The temple of Loro-Jonggrang is one in which, as at Kalasan, the object of worship was Siva, and not Buddha. This god, as already stated, was the third of the three persons of the Hindu Trinity; the first being Brahma, or the Creator, and the second Vishnu, the Preserver. Siva, the Destroyer, is also the Reproducer, and appears in Java to have been worshipped under three forms: (1) as Mahadeva, or the Great God; (2) as Mahayogi, or the Great Teacher; and (3) as Mahakala, or the Destroyer. Guru (or Goeroe) is an alternative name for Siva Mahayogi, and his statues in this temple are so called. The edifice is greatly inferior in size to that of Boro-Boedoer; it rests upon a rectangular basement having twelve angles, and measuring some eighty feet across in either direction. Like the former temple, its position is almost exactly square with the points of the compass. The basement is ornamented with ordinary religious ornaments, consisting of sacred trees and lions. Above this is a gallery, of which the parapet on the inner side is decorated with scenes taken from the Ramayana (the second of the two great Indian epics), while the opposite wall of the temple is adorned with forms of deities. In the centre or body of the temple are four chambers, one of which—the principal—is itself larger, and contains a larger image than the others. They are each alike approached by flights of steps in the centre of the four sides of the edifice. The deities represented are—in the northern chamber, Durga; in the western, Ganesa; and in both the southern and eastern, Guru. Now, according to the Brahmanic pantheon, Durga (the Goddess) was the mother, and Guru the father, of Ganesa, the elephant-headed God of Wisdom. The connection between Siva and the Rama epic is this. The Ramayana is the history of the incarnation of Vishnu as Rama, and contains an account of the war waged by Rama with the giant Ravana, the demon king of Ceylon.
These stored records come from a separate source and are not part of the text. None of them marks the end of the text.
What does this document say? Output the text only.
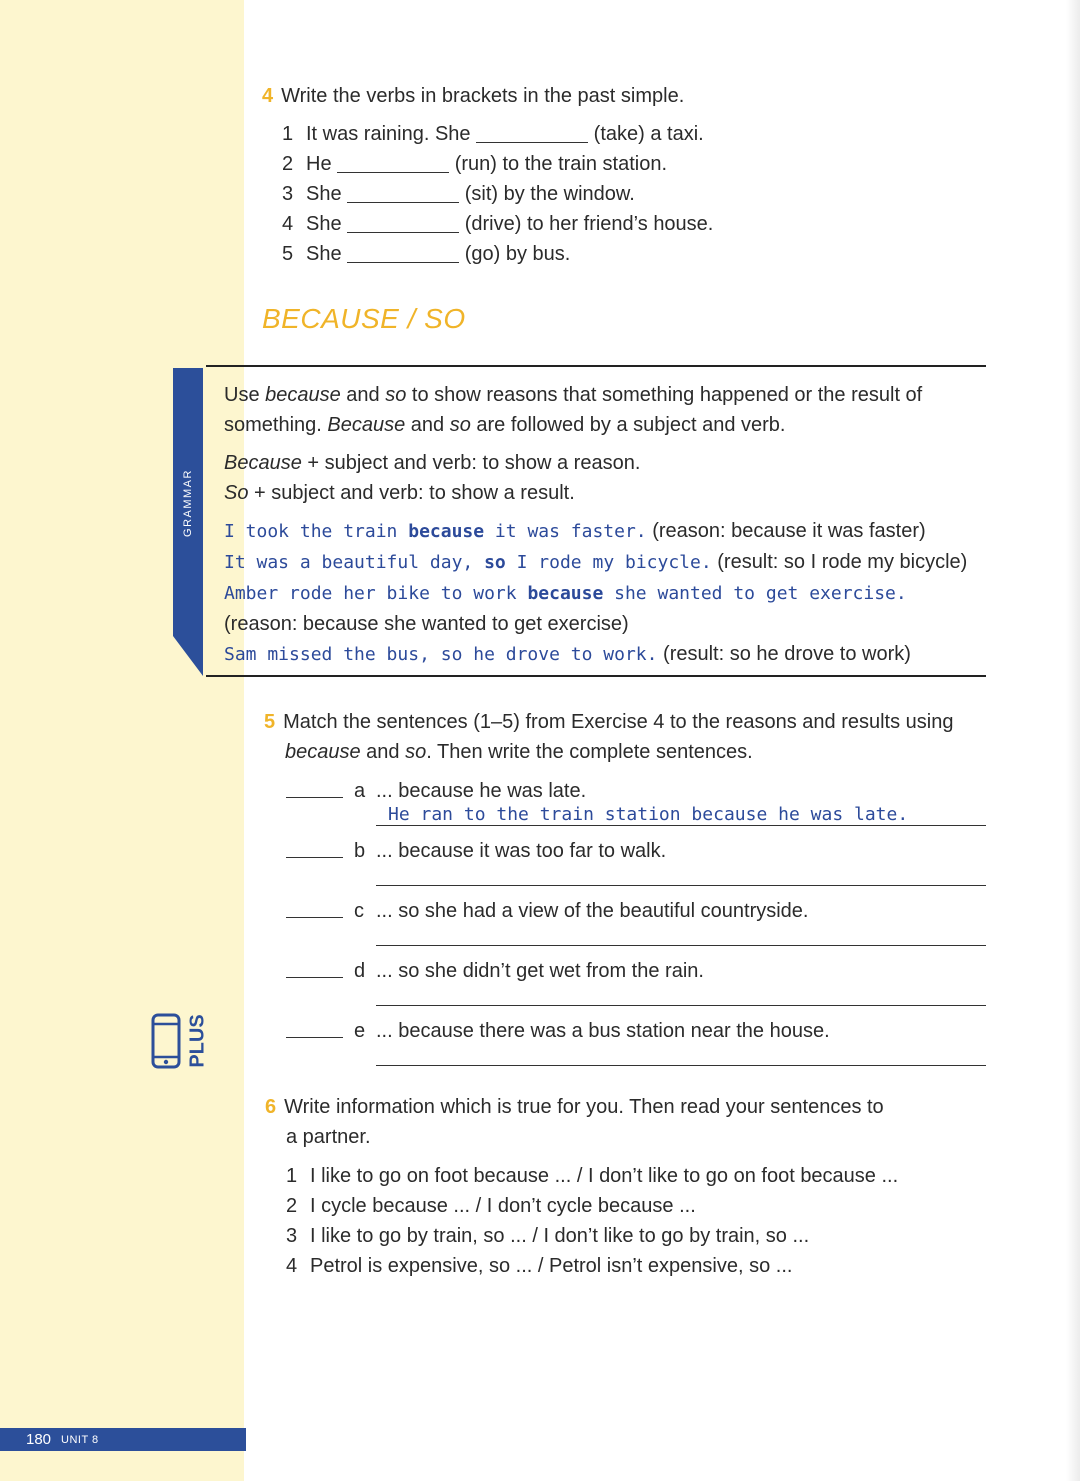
4 Write the verbs in brackets in the past simple.
1 It was raining. She	(take) a taxi.
2 He	(run) to the train station.
3 She	(sit) by the window.
4 She	(drive) to her friend’s house.
5 She	(go) by bus.
BECAUSE / SO
GRAMMAR

Use because and so to show reasons that something happened or the result of something. Because and so are followed by a subject and verb.

Because + subject and verb: to show a reason.

So + subject and verb: to show a result.

I took the train because it was faster. (reason: because it was faster)

It was a beautiful day, so I rode my bicycle. (result: so I rode my bicycle)

Amber rode her bike to work because she wanted to get exercise.

(reason: because she wanted to get exercise)

Sam missed the bus, so he drove to work. (result: so he drove to work)

5 Match the sentences (1–5) from Exercise 4 to the reasons and results using
because and so. Then write the complete sentences.
a ... because he was late.
He ran to the train station because he was late.
b ... because it was too far to walk.
c ... so she had a view of the beautiful countryside.
d ... so she didn’t get wet from the rain.
e ... because there was a bus station near the house.
PLUS
6 Write information which is true for you. Then read your sentences to
a partner.
1 I like to go on foot because ... / I don’t like to go on foot because ...
2 I cycle because ... / I don’t cycle because ...
3 I like to go by train, so ... / I don’t like to go by train, so ...
4 Petrol is expensive, so ... / Petrol isn’t expensive, so ...
180 UNIT 8
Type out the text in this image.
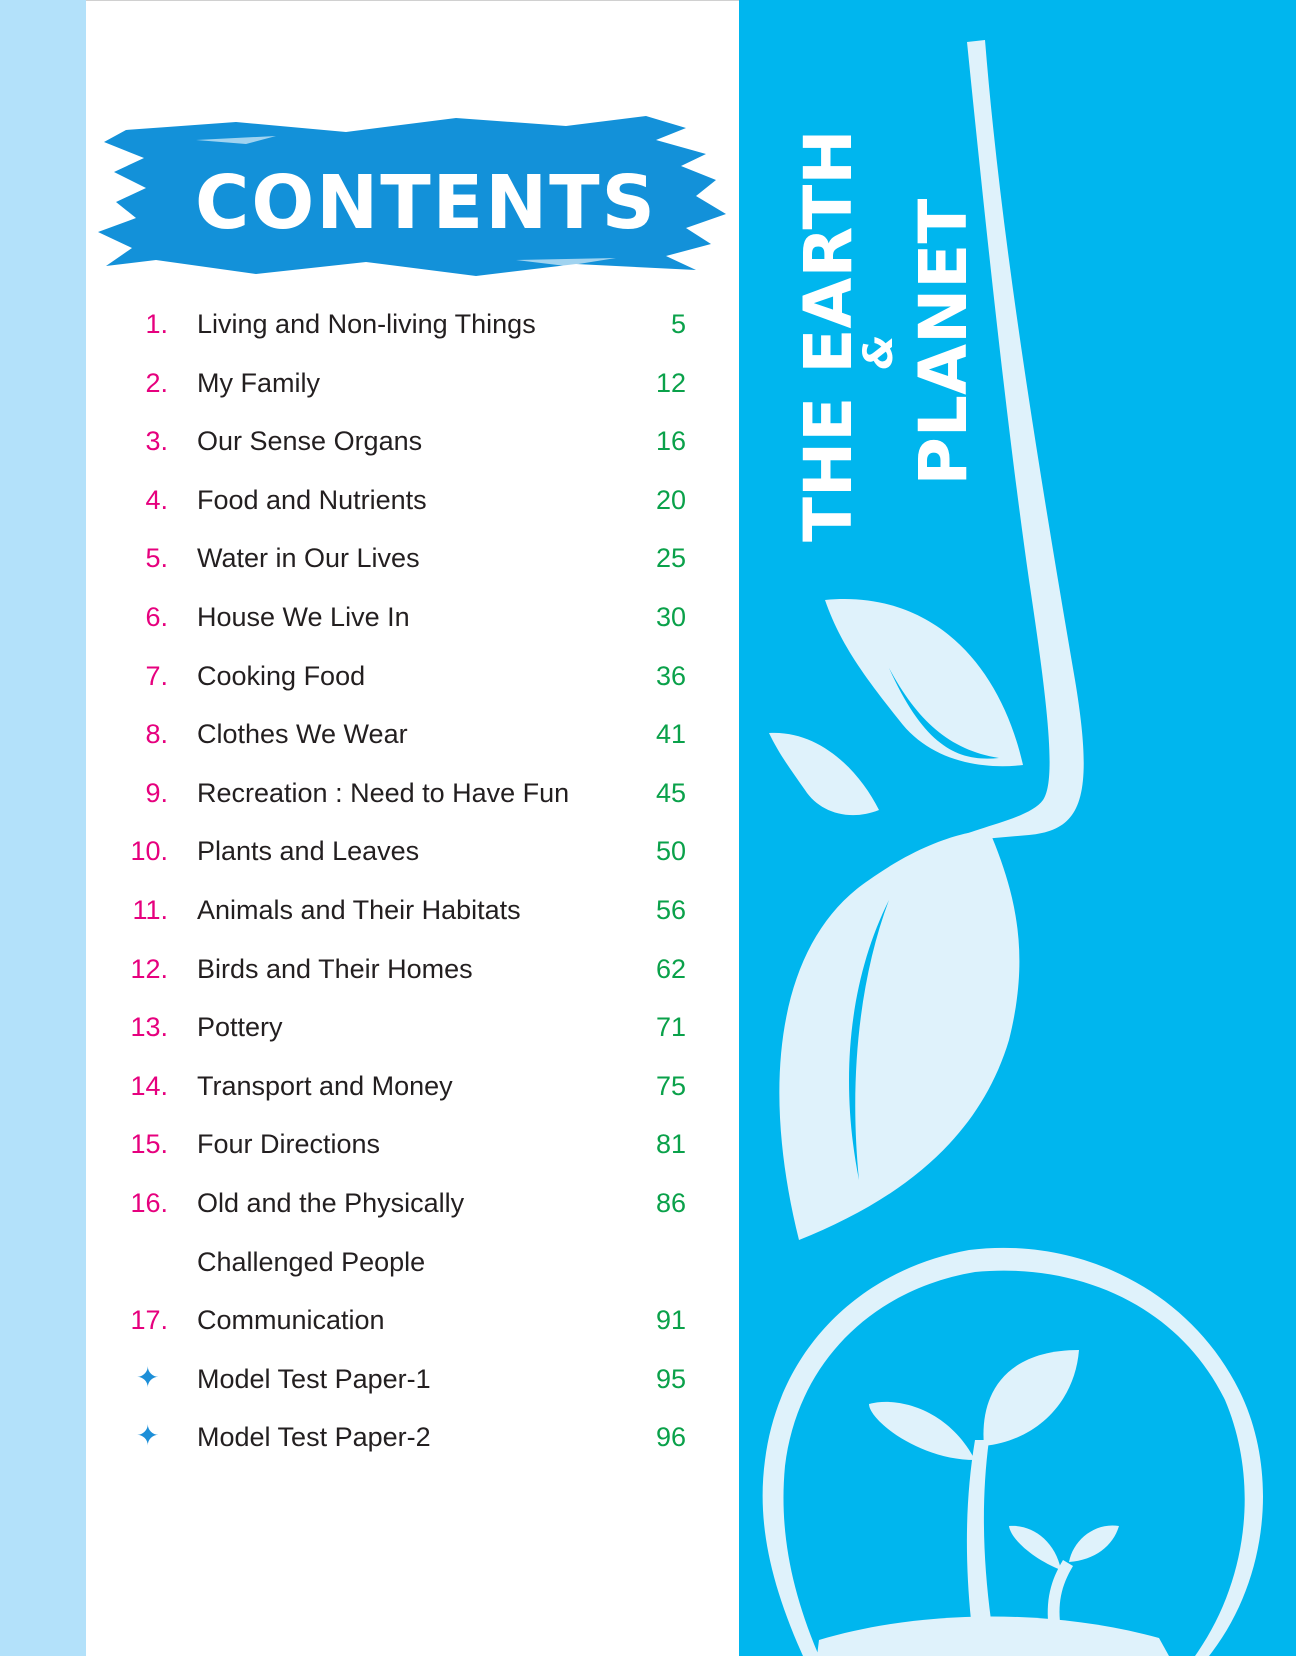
CONTENTS
1. Living and Non-living Things	5
2. My Family	12
3. Our Sense Organs	16
4. Food and Nutrients	20
5. Water in Our Lives	25
6. House We Live In	30
7. Cooking Food	36
8. Clothes We Wear	41
9. Recreation : Need to Have Fun	45
10. Plants and Leaves	50
11. Animals and Their Habitats	56
12. Birds and Their Homes	62
13. Pottery	71
14. Transport and Money	75
15. Four Directions	81
16. Old and the Physically	86
Challenged People
17. Communication	91
✦ Model Test Paper-1	95
✦ Model Test Paper-2	96
THE EARTH
& PLANET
In the poem mention is made of the Vedic god Indra and his Maruts. Subsequently Siva, the world destroyer, was identified with Indra in the form of Rudra, the god of tempests; hence the appropriateness of scenes from this story on a Saivite temple. It only remains to add that the name of the temple, Loro-Jonggrang, is simply the native name given to the particular Durga (or Goddess of Efficient Virtue) represented in the shrine, and means literally the "Maiden with beautiful hips."
Note.—In view of the late appearance of the Adibuddha (probably the tenth century), I have thought it desirable to state that the theory of the general design of the Boro-Boedoer contained in the text is based upon a very interesting conversation which I had with M. Groeneveldt, who is a member of the Council of Netherlands India and Director of the Museum at Batavia. Professor Rhys Davids has pointed out an interesting distinction between the Boro-Boedoer and the Buddhist shrines in India, viz. that, whereas the cupolas at Boro-Boedoer are hollow, the dagabas of British India are always solid. In the [Annex] will be found a detailed account of the various routes and the cost, etc., of travelling from Batavia to the temple districts in the centre and east of Java.
Footnotes:
[12] "Malay Archipelago."
[13] For this general account of the ruins in the neighbourhood of Djokja I am indebted to the accounts of Raffles and Wallace.